Rampert walked him through the mission one more time. “I’ve checked your parachute for the third time. It’s okay. Watch your altimeter and remember to open at eight hundred feet. You should be above the horizon with canopy for only a few seconds. If you’re spotted, move to hide site number one, come up on satellite communications, and wait. We have Pave Low helicopters ready to extract you in less than thirty minutes. You’ve got enough ammunition to hold anybody off for that long. But remember, you’ve got to be near an open area. We’ve got a beacon on you so we’ll know where you are all the time.”

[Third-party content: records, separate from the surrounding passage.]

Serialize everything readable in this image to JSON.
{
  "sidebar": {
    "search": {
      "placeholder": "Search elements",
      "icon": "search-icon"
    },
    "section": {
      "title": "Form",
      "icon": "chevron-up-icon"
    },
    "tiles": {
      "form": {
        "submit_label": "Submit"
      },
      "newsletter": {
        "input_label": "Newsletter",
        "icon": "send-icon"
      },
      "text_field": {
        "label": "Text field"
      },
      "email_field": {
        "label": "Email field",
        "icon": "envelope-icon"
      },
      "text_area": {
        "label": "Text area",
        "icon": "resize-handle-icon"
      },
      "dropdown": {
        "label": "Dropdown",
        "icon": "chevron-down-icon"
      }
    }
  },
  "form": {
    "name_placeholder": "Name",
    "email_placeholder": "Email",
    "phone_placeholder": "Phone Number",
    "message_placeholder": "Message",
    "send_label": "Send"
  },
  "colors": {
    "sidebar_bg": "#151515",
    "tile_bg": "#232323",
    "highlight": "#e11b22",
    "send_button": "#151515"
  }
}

“Yes, sir.” Boudreaux nodded.

“You won’t be detected, though. You’ll get in under the cover of darkness and find your way to Ballantine’s camp. If you’re compromised there, just kill him as quickly as you can, then fight your way out. The Pave Lows will be able to respond to any trouble you get into. If you’re not compromised, move to your link-up site. There, you’ll find an old, green john boat with a nine-horsepower motor. There will be two fishing poles and another Satcom radio inside. The radio will be in the live well, so don’t put any water in it. Call in at each checkpoint so we know your progress. If you can, try to find the operations center first. You’ve got the three template locations. It has got to be one of those.”

Rampert talked slowly, his eyes locked onto Boudreaux’s. The vice president had asked him to guarantee success. He couldn’t do that. He never guaranteed anything. Particularly now. He had personally saved this man’s life a year ago, and now he was certainly sending him to his death. Rampert remembered being there.

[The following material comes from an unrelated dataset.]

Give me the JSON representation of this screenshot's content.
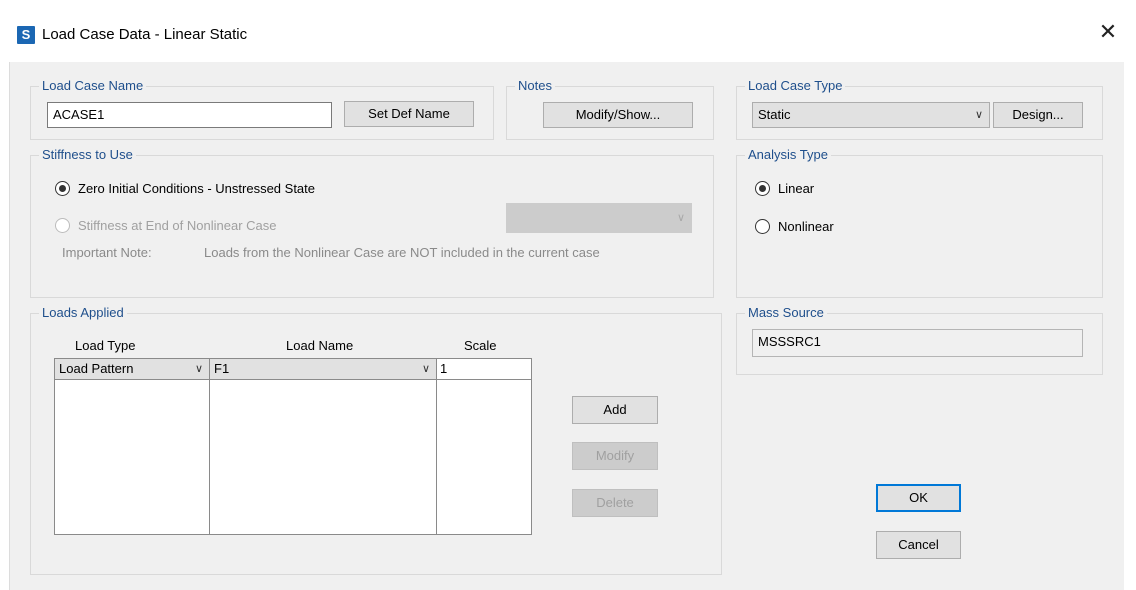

They were hidden in the creek bed watching the enemy file out of their base camp, ready to smash the weak Marine defenses. The weather had prevented any kind of air power, and it looked like the Marines were going to fight without reinforcements. Rampert remembered the enemy artillery opening on friendly positions with the distinct report of the cannon, the nerve-racking whistling, and the deadly explosions.

Out of the wood line from across the field came a deep bellow, reminding him of the rebel yell he had read about. U.S. infantrymen rushed the enemy fighting positions and artillery pieces, firing anti-tank missiles and destroying most. The enemy soldiers turned on the Americans, and their lines merged in a fight more akin to a Civil War battle than the high-tech warfare of late.